Pedroia also took issue with the notion that disinterest and a lack of passion was behind the team’s September slide. In Pedroia’s eyes, the reason behind the slide is simple: “We ran out of gas.”
“We had the best record in baseball up until September and then we ran out of gas,” Pedroia said. "We didn’t play well in the end. That doesn’t have anything to do with Tito or Theo or any players or what went on in the clubhouse. The leadership was there. We had guys that cared. We just didn’t play well in the end. That’s it.
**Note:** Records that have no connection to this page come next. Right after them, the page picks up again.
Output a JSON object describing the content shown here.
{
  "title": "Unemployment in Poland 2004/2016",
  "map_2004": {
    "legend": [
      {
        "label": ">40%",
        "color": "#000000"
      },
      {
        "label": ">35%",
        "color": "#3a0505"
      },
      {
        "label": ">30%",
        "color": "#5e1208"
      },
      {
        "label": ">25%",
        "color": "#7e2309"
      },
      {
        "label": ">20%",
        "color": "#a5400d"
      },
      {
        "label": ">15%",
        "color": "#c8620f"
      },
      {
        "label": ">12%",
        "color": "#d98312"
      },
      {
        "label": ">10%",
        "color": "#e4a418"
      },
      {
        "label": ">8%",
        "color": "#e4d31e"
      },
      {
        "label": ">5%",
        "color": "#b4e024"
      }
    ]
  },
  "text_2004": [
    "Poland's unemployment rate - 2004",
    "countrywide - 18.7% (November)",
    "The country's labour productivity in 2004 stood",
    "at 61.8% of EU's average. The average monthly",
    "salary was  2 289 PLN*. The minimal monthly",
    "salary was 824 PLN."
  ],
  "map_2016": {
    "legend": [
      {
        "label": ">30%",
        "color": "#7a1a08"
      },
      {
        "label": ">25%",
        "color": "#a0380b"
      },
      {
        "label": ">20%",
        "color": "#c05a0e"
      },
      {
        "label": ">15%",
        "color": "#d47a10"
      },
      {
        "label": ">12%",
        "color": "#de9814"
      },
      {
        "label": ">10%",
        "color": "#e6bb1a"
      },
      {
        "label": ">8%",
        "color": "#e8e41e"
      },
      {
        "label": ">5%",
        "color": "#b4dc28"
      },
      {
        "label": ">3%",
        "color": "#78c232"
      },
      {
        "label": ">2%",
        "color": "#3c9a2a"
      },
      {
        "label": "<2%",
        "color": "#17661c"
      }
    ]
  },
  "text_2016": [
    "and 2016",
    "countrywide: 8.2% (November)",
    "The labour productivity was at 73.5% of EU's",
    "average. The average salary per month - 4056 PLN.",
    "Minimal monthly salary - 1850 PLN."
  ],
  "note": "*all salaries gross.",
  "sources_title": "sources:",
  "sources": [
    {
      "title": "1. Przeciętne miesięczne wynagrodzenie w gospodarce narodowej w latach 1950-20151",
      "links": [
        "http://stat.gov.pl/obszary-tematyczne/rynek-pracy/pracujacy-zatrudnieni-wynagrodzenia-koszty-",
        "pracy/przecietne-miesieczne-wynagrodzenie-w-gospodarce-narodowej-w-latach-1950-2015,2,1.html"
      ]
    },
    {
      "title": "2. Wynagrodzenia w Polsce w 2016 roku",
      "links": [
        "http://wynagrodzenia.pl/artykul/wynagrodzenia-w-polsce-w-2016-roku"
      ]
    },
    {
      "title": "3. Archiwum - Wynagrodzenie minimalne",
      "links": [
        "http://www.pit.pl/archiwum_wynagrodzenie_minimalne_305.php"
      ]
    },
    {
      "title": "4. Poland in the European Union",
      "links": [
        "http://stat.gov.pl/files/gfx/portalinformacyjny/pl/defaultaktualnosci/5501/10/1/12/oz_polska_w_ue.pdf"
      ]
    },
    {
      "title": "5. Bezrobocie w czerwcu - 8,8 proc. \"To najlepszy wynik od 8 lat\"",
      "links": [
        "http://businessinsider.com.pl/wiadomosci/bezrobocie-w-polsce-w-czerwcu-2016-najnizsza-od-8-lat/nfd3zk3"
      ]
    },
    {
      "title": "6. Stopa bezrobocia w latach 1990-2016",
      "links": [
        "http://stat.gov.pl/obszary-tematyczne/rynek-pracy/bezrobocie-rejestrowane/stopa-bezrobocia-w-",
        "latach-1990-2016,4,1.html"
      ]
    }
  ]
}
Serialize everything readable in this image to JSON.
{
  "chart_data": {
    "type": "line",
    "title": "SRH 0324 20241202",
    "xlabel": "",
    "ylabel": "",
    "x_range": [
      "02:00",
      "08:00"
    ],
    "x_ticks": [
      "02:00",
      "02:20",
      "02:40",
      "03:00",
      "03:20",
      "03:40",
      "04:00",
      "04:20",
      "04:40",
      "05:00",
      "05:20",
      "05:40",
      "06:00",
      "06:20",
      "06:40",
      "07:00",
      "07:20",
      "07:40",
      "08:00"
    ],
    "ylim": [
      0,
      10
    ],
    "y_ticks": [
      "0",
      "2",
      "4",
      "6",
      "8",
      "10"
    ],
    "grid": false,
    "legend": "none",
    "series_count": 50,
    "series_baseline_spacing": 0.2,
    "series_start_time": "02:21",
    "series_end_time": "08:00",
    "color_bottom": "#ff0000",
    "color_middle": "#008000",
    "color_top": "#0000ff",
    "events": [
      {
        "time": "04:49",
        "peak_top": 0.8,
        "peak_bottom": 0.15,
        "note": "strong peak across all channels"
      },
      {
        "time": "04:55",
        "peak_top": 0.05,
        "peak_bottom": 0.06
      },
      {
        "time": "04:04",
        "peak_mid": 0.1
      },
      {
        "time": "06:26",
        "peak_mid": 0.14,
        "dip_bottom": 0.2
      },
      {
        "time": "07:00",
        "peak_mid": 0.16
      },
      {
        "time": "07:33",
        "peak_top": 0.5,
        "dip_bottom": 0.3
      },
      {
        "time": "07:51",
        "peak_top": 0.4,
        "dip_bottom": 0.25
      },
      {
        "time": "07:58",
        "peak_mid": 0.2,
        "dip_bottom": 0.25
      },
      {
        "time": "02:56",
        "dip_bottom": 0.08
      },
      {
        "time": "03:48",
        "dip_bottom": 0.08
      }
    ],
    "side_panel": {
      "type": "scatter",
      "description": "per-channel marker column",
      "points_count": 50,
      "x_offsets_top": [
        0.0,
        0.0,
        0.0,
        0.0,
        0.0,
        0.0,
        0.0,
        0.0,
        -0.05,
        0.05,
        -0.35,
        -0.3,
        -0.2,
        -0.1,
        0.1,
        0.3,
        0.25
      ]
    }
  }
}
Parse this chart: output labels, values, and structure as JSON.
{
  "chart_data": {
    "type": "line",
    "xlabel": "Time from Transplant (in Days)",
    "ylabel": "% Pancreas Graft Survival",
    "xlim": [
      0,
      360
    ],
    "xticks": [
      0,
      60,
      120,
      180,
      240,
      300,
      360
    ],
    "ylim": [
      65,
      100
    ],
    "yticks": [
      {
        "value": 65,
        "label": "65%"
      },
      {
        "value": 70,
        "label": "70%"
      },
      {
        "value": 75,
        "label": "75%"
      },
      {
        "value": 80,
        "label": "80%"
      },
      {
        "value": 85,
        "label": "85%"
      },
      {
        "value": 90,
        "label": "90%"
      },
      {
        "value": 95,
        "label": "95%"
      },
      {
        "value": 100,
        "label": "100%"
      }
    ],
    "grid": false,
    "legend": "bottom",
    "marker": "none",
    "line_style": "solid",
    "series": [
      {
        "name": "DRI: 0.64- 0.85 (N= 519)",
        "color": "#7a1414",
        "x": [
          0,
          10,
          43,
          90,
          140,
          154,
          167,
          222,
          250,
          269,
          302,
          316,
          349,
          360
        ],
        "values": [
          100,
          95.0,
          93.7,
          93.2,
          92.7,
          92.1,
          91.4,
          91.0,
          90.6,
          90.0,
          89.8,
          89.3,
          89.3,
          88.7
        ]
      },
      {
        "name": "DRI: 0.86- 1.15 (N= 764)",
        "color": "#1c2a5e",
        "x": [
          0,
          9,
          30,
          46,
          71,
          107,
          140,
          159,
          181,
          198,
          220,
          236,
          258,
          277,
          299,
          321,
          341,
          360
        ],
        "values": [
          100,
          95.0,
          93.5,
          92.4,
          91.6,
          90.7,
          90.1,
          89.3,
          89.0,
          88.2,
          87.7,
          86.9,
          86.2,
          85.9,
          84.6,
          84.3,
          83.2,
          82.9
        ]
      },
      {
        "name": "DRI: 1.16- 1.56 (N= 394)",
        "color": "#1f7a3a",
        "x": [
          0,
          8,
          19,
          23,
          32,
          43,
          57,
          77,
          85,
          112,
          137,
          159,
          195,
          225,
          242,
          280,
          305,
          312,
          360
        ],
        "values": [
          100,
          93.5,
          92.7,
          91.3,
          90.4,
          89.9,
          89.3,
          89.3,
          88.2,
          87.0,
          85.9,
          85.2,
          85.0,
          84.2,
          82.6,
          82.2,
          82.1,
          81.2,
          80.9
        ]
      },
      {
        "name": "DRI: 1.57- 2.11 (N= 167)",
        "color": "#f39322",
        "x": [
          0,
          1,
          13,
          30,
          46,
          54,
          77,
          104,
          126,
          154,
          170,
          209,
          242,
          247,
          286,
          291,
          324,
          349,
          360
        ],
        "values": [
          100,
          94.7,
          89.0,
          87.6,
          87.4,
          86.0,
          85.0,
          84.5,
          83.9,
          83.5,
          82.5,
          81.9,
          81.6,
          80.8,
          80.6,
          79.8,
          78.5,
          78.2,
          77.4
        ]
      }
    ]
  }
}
“You guys in the media point fingers and say 'some guys were out of shape, some guys were drinking in the clubhouse ... .' But that’s not the case. We didn’t play well. That’s the bottom line. It’s not Tito's fault. It’s not anybody’s fault. We didn’t play well. It’s our whole team’s fault. We didn’t win games when we needed to. That’s why we didn’t make the playoffs and that’s why our season ended."
Pedroia was adamant that a lack of motivation was not an issue with the Red Sox.
“I played for (Francona) for five years and he never had to motivate me,” Pedroia said. "When you play in an environment like Boston, a manager shouldn’t have to motivate you. You should be self-motivated. … And to be honest with you, we were (motivated). Everyone in that clubhouse wanted to win the World Series.”